Having calculated and analyzed thousands of Wallets over 18 years, Vallstein brings together a unique combination of big data, innovation, analytical capabilities and banking knowledge. This provides the best practice in the optimization of bank relationships.
Bank Relationship Management
BRM is nowadays an integral part of sound financial management, just like finance and liquidity planning.
Pro-active management of bank relationships mandates being a level player, understanding the core principles of the Basel Rules that drive bank behavior and being able to assess accurately the implications for each individual bank relationship.
WalletSizing®
No more black box. Transparency in terms of how much banking revenues a corporate client generates for the bank(s) and how profitable this revenue actually is for the bank. Welcome to WalletSizing® – the best practice in BRM.
Vallstein software solutions enable ongoing monitoring, reporting and reconciliation of banking costs, ensuring embedded pro-active control and compliance with a company‘s banking policies. The WalletSizing® system provides a complete data view and in-depth analysis on all banking relationships.

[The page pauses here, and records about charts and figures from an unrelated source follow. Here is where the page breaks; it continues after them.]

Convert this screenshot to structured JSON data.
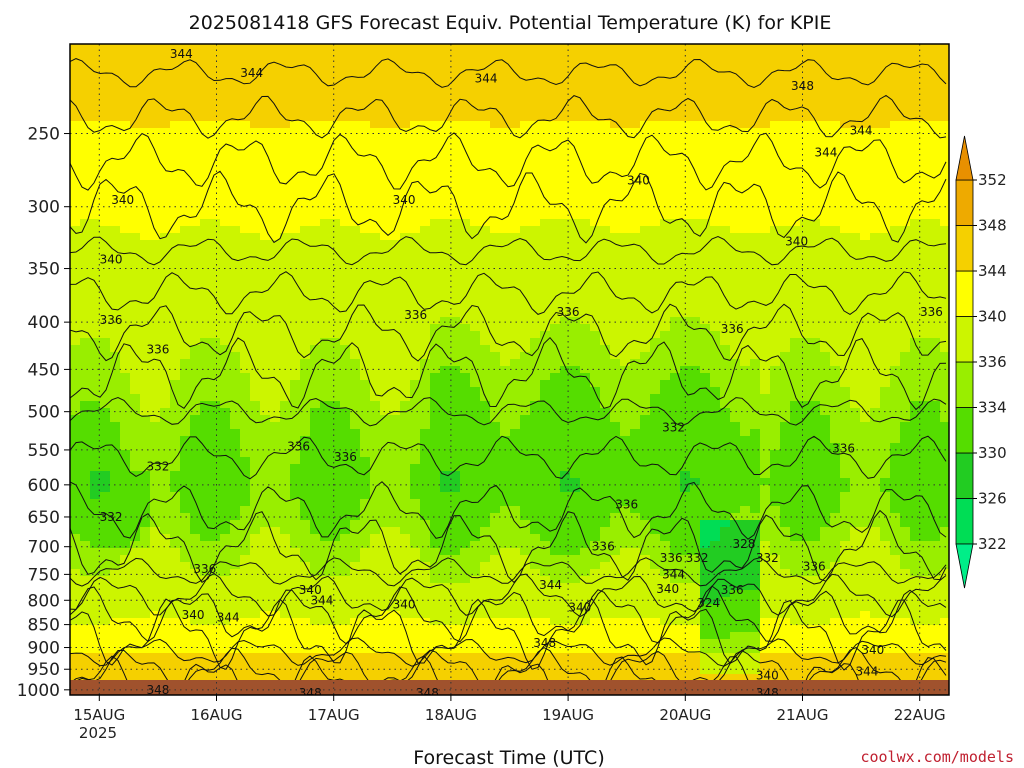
{
  "chart_data": {
    "type": "heatmap",
    "title": "2025081418 GFS Forecast Equiv. Potential Temperature (K) for KPIE",
    "xlabel": "Forecast Time (UTC)",
    "ylabel": "",
    "x_ticks": [
      "15AUG",
      "16AUG",
      "17AUG",
      "18AUG",
      "19AUG",
      "20AUG",
      "21AUG",
      "22AUG"
    ],
    "x_year_label": "2025",
    "xlim_days": [
      14.75,
      22.25
    ],
    "y_ticks": [
      250,
      300,
      350,
      400,
      450,
      500,
      550,
      600,
      650,
      700,
      750,
      800,
      850,
      900,
      950,
      1000
    ],
    "ylim": [
      200,
      1013
    ],
    "y_scale": "log",
    "y_inverted": true,
    "grid": true,
    "colorbar": {
      "levels": [
        322,
        326,
        330,
        334,
        336,
        340,
        344,
        348,
        352
      ],
      "colors": [
        "#00ee88",
        "#00dd55",
        "#22cc22",
        "#55dd00",
        "#99ee00",
        "#ccf500",
        "#ffff00",
        "#f5d000",
        "#eeaa00",
        "#e89000"
      ],
      "extend": "both"
    },
    "contour_labels": [
      {
        "x": 15.7,
        "y": 205,
        "label": "344"
      },
      {
        "x": 16.3,
        "y": 215,
        "label": "344"
      },
      {
        "x": 18.3,
        "y": 218,
        "label": "344"
      },
      {
        "x": 21.5,
        "y": 248,
        "label": "344"
      },
      {
        "x": 21.2,
        "y": 262,
        "label": "344"
      },
      {
        "x": 21.0,
        "y": 222,
        "label": "348"
      },
      {
        "x": 15.2,
        "y": 295,
        "label": "340"
      },
      {
        "x": 17.6,
        "y": 295,
        "label": "340"
      },
      {
        "x": 19.6,
        "y": 281,
        "label": "340"
      },
      {
        "x": 20.95,
        "y": 327,
        "label": "340"
      },
      {
        "x": 15.1,
        "y": 342,
        "label": "340"
      },
      {
        "x": 15.1,
        "y": 398,
        "label": "336"
      },
      {
        "x": 15.5,
        "y": 428,
        "label": "336"
      },
      {
        "x": 17.7,
        "y": 393,
        "label": "336"
      },
      {
        "x": 19.0,
        "y": 390,
        "label": "336"
      },
      {
        "x": 20.4,
        "y": 407,
        "label": "336"
      },
      {
        "x": 22.1,
        "y": 390,
        "label": "336"
      },
      {
        "x": 16.7,
        "y": 545,
        "label": "336"
      },
      {
        "x": 17.1,
        "y": 560,
        "label": "336"
      },
      {
        "x": 21.35,
        "y": 548,
        "label": "336"
      },
      {
        "x": 19.5,
        "y": 630,
        "label": "336"
      },
      {
        "x": 15.5,
        "y": 573,
        "label": "332"
      },
      {
        "x": 15.1,
        "y": 650,
        "label": "332"
      },
      {
        "x": 19.9,
        "y": 520,
        "label": "332"
      },
      {
        "x": 19.3,
        "y": 700,
        "label": "336"
      },
      {
        "x": 20.5,
        "y": 695,
        "label": "328"
      },
      {
        "x": 20.7,
        "y": 720,
        "label": "332"
      },
      {
        "x": 19.88,
        "y": 720,
        "label": "336"
      },
      {
        "x": 20.1,
        "y": 720,
        "label": "332"
      },
      {
        "x": 21.1,
        "y": 735,
        "label": "336"
      },
      {
        "x": 15.9,
        "y": 740,
        "label": "336"
      },
      {
        "x": 19.9,
        "y": 750,
        "label": "344"
      },
      {
        "x": 19.85,
        "y": 778,
        "label": "340"
      },
      {
        "x": 20.4,
        "y": 780,
        "label": "336"
      },
      {
        "x": 16.8,
        "y": 780,
        "label": "340"
      },
      {
        "x": 16.9,
        "y": 800,
        "label": "344"
      },
      {
        "x": 17.6,
        "y": 808,
        "label": "340"
      },
      {
        "x": 18.85,
        "y": 770,
        "label": "344"
      },
      {
        "x": 19.1,
        "y": 815,
        "label": "340"
      },
      {
        "x": 20.2,
        "y": 805,
        "label": "324"
      },
      {
        "x": 15.8,
        "y": 830,
        "label": "340"
      },
      {
        "x": 16.1,
        "y": 835,
        "label": "344"
      },
      {
        "x": 18.8,
        "y": 890,
        "label": "348"
      },
      {
        "x": 21.6,
        "y": 905,
        "label": "340"
      },
      {
        "x": 21.55,
        "y": 955,
        "label": "344"
      },
      {
        "x": 20.7,
        "y": 965,
        "label": "340"
      },
      {
        "x": 15.5,
        "y": 1000,
        "label": "348"
      },
      {
        "x": 20.7,
        "y": 1010,
        "label": "348"
      },
      {
        "x": 16.8,
        "y": 1055,
        "label": "348"
      },
      {
        "x": 17.8,
        "y": 1055,
        "label": "348"
      }
    ]
  },
  "footer": {
    "credit": "coolwx.com/models"
  }
}
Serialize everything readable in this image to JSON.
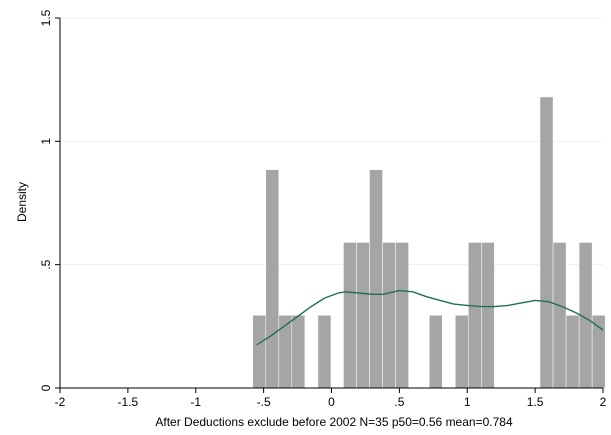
{
  "chart_data": {
    "type": "bar",
    "title": "",
    "xlabel": "After Deductions exclude before 2002 N=35 p50=0.56 mean=0.784",
    "ylabel": "Density",
    "xlim": [
      -2,
      2
    ],
    "ylim": [
      0,
      1.5
    ],
    "x_ticks": [
      {
        "value": -2,
        "label": "-2"
      },
      {
        "value": -1.5,
        "label": "-1.5"
      },
      {
        "value": -1,
        "label": "-1"
      },
      {
        "value": -0.5,
        "label": "-.5"
      },
      {
        "value": 0,
        "label": "0"
      },
      {
        "value": 0.5,
        "label": ".5"
      },
      {
        "value": 1,
        "label": "1"
      },
      {
        "value": 1.5,
        "label": "1.5"
      },
      {
        "value": 2,
        "label": "2"
      }
    ],
    "y_ticks": [
      {
        "value": 0,
        "label": "0"
      },
      {
        "value": 0.5,
        "label": ".5"
      },
      {
        "value": 1,
        "label": "1"
      },
      {
        "value": 1.5,
        "label": "1.5"
      }
    ],
    "grid": true,
    "bin_width": 0.096,
    "bars": [
      {
        "start": -0.58,
        "end": -0.484,
        "value": 0.295
      },
      {
        "start": -0.484,
        "end": -0.388,
        "value": 0.885
      },
      {
        "start": -0.388,
        "end": -0.292,
        "value": 0.295
      },
      {
        "start": -0.292,
        "end": -0.196,
        "value": 0.295
      },
      {
        "start": -0.1,
        "end": -0.004,
        "value": 0.295
      },
      {
        "start": 0.088,
        "end": 0.184,
        "value": 0.59
      },
      {
        "start": 0.184,
        "end": 0.28,
        "value": 0.59
      },
      {
        "start": 0.28,
        "end": 0.376,
        "value": 0.885
      },
      {
        "start": 0.376,
        "end": 0.472,
        "value": 0.59
      },
      {
        "start": 0.472,
        "end": 0.568,
        "value": 0.59
      },
      {
        "start": 0.72,
        "end": 0.816,
        "value": 0.295
      },
      {
        "start": 0.912,
        "end": 1.008,
        "value": 0.295
      },
      {
        "start": 1.008,
        "end": 1.104,
        "value": 0.59
      },
      {
        "start": 1.104,
        "end": 1.2,
        "value": 0.59
      },
      {
        "start": 1.536,
        "end": 1.632,
        "value": 1.18
      },
      {
        "start": 1.632,
        "end": 1.728,
        "value": 0.59
      },
      {
        "start": 1.728,
        "end": 1.824,
        "value": 0.295
      },
      {
        "start": 1.824,
        "end": 1.92,
        "value": 0.59
      },
      {
        "start": 1.92,
        "end": 2.016,
        "value": 0.295
      }
    ],
    "density_line": {
      "x": [
        -0.55,
        -0.45,
        -0.35,
        -0.25,
        -0.15,
        -0.05,
        0.05,
        0.1,
        0.2,
        0.3,
        0.38,
        0.5,
        0.6,
        0.7,
        0.8,
        0.9,
        1.0,
        1.1,
        1.2,
        1.3,
        1.4,
        1.5,
        1.6,
        1.7,
        1.8,
        1.9,
        2.0
      ],
      "y": [
        0.175,
        0.21,
        0.25,
        0.29,
        0.33,
        0.365,
        0.385,
        0.39,
        0.385,
        0.38,
        0.38,
        0.395,
        0.39,
        0.37,
        0.355,
        0.34,
        0.335,
        0.33,
        0.33,
        0.335,
        0.345,
        0.355,
        0.35,
        0.33,
        0.305,
        0.275,
        0.235
      ]
    },
    "colors": {
      "bars": "#a5a5a5",
      "density_line": "#1f6e5a",
      "grid": "#eaf1f4",
      "axis": "#000000"
    }
  }
}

This insight is essential in order to be able to achieve constructive optimization of a banking landscape and establish a true win-win for you and your banks, in which the banks will benefit from relationships that are based on stable, transparent and strategic partnerships with a fair, but not excessive, return.
The depth and quality of a WalletSizing® approach is fundamentally more comprehensive than an analysis that is just based on assessing banking costs and fees and awarded transaction volumes only. Taking into account hidden revenues and associated capital requirements under the applicable Basel Rules, across all banking products and services used, and including relevant Wallet-benchmarks in the analysis is what truly differentiates WalletSizing® from more traditional treasury consulting or spreadsheet-based comparison of bank conditions.
Winner best BRM Solutions 2018 global
The CFI.co judging panel declared Vallstein winner of the 2018 Best Bank Relationship Management Solutions Global Award.